La coopérative Scopelec vient de racheter les sociétés, Setelen (Loire) et GMS/OSN Sud (Var), pour un montant de 24 M€. Un investissement nécessaire pour pouvoir prétendre être un acteur national sur le marché des télécoms.

Marie Lepesant

Si la coopérative Scopelec a adopté une stratégie de croissance externe depuis une vingtaine d'années, c'est pour être présent sur tout le territoire et ce, à travers ses différents métiers. En juin dernier, il a réalisé la plus grosse opération de son histoire avec l'acquisition des sociétés Setelen (450 salariés et 34,1M€ de CA en 2009) et GMS et sa filiale OSN Sud (265 salariés et 20M€ de CA en 2009) pour un montant de 24M€. Il a fallu un an à la coopérative pour aboutir à ces rachats et le soutien d'investisseurs régionaux et nationaux.

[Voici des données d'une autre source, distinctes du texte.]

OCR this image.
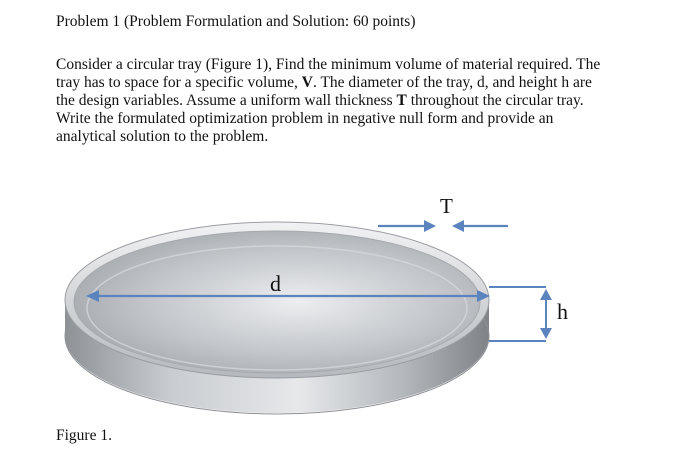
Problem 1 (Problem Formulation and Solution: 60 points)

Consider a circular tray (Figure 1), Find the minimum volume of material required. The

tray has to space for a specific volume, V. The diameter of the tray, d, and height h are

the design variables. Assume a uniform wall thickness T throughout the circular tray.

Write the formulated optimization problem in negative null form and provide an

analytical solution to the problem.

T
d
h
Figure 1.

Parmi eux: la Caisse des Dépôts et Consignations à travers l'aide OC+(nouvel outil financier proposé par le Fonds stratégique d'investissement) qui a apporté 9M€, la Société Foncière et Financière de Participations (CIC Société Bordelaise) 1M€ et Grand Sud Ouest Capital 1, 3M€. Avec ces acquisitions, le groupe change véritablement de dimension en doublant à la fois ses effectifs et son chiffre d'affaires. Il compte désormais non plus 771 salariés mais 1.500 et prévoit un CA de 140M€ en 2010 au lieu de 80M€ l'année dernière.

Couvrir le territoire
«Scopelec est né en 1973 de la volonté d'un groupe de personnalités reveloises, se rappelle Jean-Luc Candelon, président du directoire de Scopelec. Des industriels, des élus mais aussi le curé ont souhaité créer une entreprise, sous forme de coopérative, dédiée à la construction d'infrastructures de télécommunications. C'est à cette époque que le gouvernement a beaucoup investi pour amener le téléphone dans les foyers français.» Après s'être développée en Midi-Pyrénées de 1995 à 2002, la coopérative décide d'élargir son périmètre d'action au Grand Sud-Ouest. Elle s'implante en Aquitaine grâce au rachat en 2003 de son concurrent, Sauge. Elle double ainsi sa taille et réalise un chiffre d'affaires de 20M€. Deux ans plus tard, Scopelec intègre les activités télécoms de la société OSN (18M€ de CA), ce qui lui permet de couvrir l'Ouest de la France. Le déploiement national n'est pas encore totalement finalisé: l'entreprise n'est pas encore présente dans le Sud, le Centre et l'Est. C'est désormais chose faite avec le rachat en juin dernier des entreprises Setelen (Loire) et GMS et sa filiale OSN Sud (Var). Un développement géographique gradué donc, qui permet à Scopelec de posséder 45 implantations en France. De plus, la coopérative compte aujourd'hui quatre directions territoriales opérationnelles: dans le Sud-Ouest, avec Scopelec, Sauge, ATDI et ETETP; dans le Sud-Est avec GMS et OSN Sud; dans le Centre et l'Est avec Setelen et enfin dans le Nord-Ouest avec Scopelec.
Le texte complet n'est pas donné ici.